Flagship Case Study

Agentic AI Production Harness

A runnable full-stack AI reference project for the layer most agent demos are missing: product UX, workflow control, retrieval grounding, typed tool execution, human approval, evaluation, traces, and operational readiness.

Problem

Agent demos often work in controlled paths but fail when real users introduce ambiguity, stale context, risky actions, partial inputs, tool failures, and production constraints. This harness shows how to make those risks visible and manageable.

Build status

The project now includes a dependency-free runnable Node demo, a golden workflow eval suite, a tool contract schema, trace artifacts, and a visual trace mock. Connecting the mock to generated traces is the next upgrade.

Run it locally

cd examples/agentic-ai-production-harness
npm run demo
npm run eval

Trace viewer mock

What the harness makes visible

trace_demo_001
1

Intent router

tool_request_with_human_approval

Detected a state-changing support action that requires review.

confidence 0.82
2

Retriever

2 policy documents found

Refund Policy and Account Cancellation Policy were used as grounding evidence.

precision 0.75
3

Tool contract validation

valid high-risk action

JSON schema validated the action type, customer id, reason, evidence ids, and approval requirement.

valid true
4

Approval gate

waiting for reviewer

The workflow pauses before account cancellation or refund execution.

approval required
5

Eval signals

pass with review

Groundedness, tool success, approval routing, latency, and cost are captured in the trace.

$0.012 / 1840ms

Full-stack AI system map

The layers I design together

1

AI Product UX

Copilot screens, review queues, dashboards, feedback, and trust signals.

2

Frontend State + Events

Streaming responses, loading states, user corrections, and workflow progress.

3

Backend Workflow Layer

APIs, auth, queues, state machines, orchestration, and human approval paths.

4

RAG + Data Layer

Documents, metadata, embeddings, retrieval, citations, freshness, and permissions.

5

Model + Agent Layer

LLM calls, tool contracts, routing, fallback logic, and controlled agent actions.

6

Eval + Observability

Traces, prompt versions, golden workflows, cost, latency, quality checks, and release gates.

Inspectable artifacts

These repository artifacts make the case study inspectable without pretending the full UI is finished.

Architecture flow

User request
  -> Intent router
  -> Planner node
  -> Retriever + policy checker
  -> Tool execution gateway
  -> Human approval checkpoint when needed
  -> Response composer
  -> Evaluation runner
  -> Trace and metrics dashboard

Request intake and intent router

Classifies whether the user needs retrieval, tool execution, human review, or a normal response path.

Planner node

Breaks the task into controlled steps and records assumptions before any tool is called.

Retriever and policy checker

Fetches grounded context, checks document freshness, validates access rules, and prepares citations.

Tool execution gateway

Runs only approved tools with typed inputs, output validation, audit logs, and fallback handling.

Human approval checkpoint

Routes risky or irreversible actions to a reviewer instead of allowing fully autonomous execution.

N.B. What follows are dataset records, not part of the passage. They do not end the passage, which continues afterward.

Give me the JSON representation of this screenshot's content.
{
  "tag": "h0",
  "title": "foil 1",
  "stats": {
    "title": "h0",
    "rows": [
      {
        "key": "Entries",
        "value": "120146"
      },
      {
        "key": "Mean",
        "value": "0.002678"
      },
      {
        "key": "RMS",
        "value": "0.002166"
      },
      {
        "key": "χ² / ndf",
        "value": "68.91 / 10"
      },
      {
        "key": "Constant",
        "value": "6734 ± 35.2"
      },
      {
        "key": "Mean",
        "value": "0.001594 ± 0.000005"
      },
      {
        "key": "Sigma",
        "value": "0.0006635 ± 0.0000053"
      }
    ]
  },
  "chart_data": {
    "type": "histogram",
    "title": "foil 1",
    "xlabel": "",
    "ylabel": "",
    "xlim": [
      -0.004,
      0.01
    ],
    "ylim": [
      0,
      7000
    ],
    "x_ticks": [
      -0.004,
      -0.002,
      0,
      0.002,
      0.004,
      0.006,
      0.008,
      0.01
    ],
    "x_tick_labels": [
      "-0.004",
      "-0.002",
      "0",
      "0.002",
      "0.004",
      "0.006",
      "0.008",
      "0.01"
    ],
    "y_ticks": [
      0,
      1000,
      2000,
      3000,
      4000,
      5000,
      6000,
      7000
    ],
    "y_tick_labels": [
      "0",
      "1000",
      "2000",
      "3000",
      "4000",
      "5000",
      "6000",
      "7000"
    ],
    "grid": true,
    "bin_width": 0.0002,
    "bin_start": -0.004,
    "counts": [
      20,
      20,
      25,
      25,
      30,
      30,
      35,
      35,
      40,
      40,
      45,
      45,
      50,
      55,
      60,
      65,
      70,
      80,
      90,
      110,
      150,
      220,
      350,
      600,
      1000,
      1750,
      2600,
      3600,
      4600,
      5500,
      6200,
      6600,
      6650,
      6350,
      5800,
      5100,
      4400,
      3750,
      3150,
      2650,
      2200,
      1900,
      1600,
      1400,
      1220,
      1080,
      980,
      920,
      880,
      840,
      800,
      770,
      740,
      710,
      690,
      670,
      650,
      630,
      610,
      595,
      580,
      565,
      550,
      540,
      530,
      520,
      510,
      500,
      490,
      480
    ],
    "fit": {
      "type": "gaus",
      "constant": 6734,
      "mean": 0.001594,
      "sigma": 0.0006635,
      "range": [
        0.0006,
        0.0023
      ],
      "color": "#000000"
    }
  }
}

Evaluation and trace layer

Scores groundedness, task completion, latency, cost, tool-call success, and failure categories.

Mock product states

  • User request intake with task type and risk label
  • Retrieved evidence panel with source, freshness, and citation status
  • Tool approval queue for risky or irreversible actions
  • Trace timeline showing prompt version, retrieved context, tool calls, latency, and cost

Failure modes covered

  • Wrong intent route
  • Stale retrieved document
  • Risky tool request
  • Malformed tool output
  • Prompt regression
  • Latency or cost spike

Evaluation table

ScenarioExpected behaviorSignal
Policy question with fresh sourceAnswer with citation and freshness noteGroundedness + citation coverage
Request needs external tool actionRoute through tool contract and approval ruleTool-call success + approval rate
Stale retrieved documentWarn or fallback instead of confident answerFreshness handling
Ambiguous user requestAsk clarification before planning actionsWorkflow completion quality

Implementation roadmap

  1. Connect the visual trace viewer to generated demo output.
  2. Add human approval UI mock for risky tool requests.
  3. Add a small retrieval corpus with document freshness and permission examples.
  4. Add demo GIF and screenshots for the portfolio case study page.
  5. Publish companion build notes explaining the implementation decisions.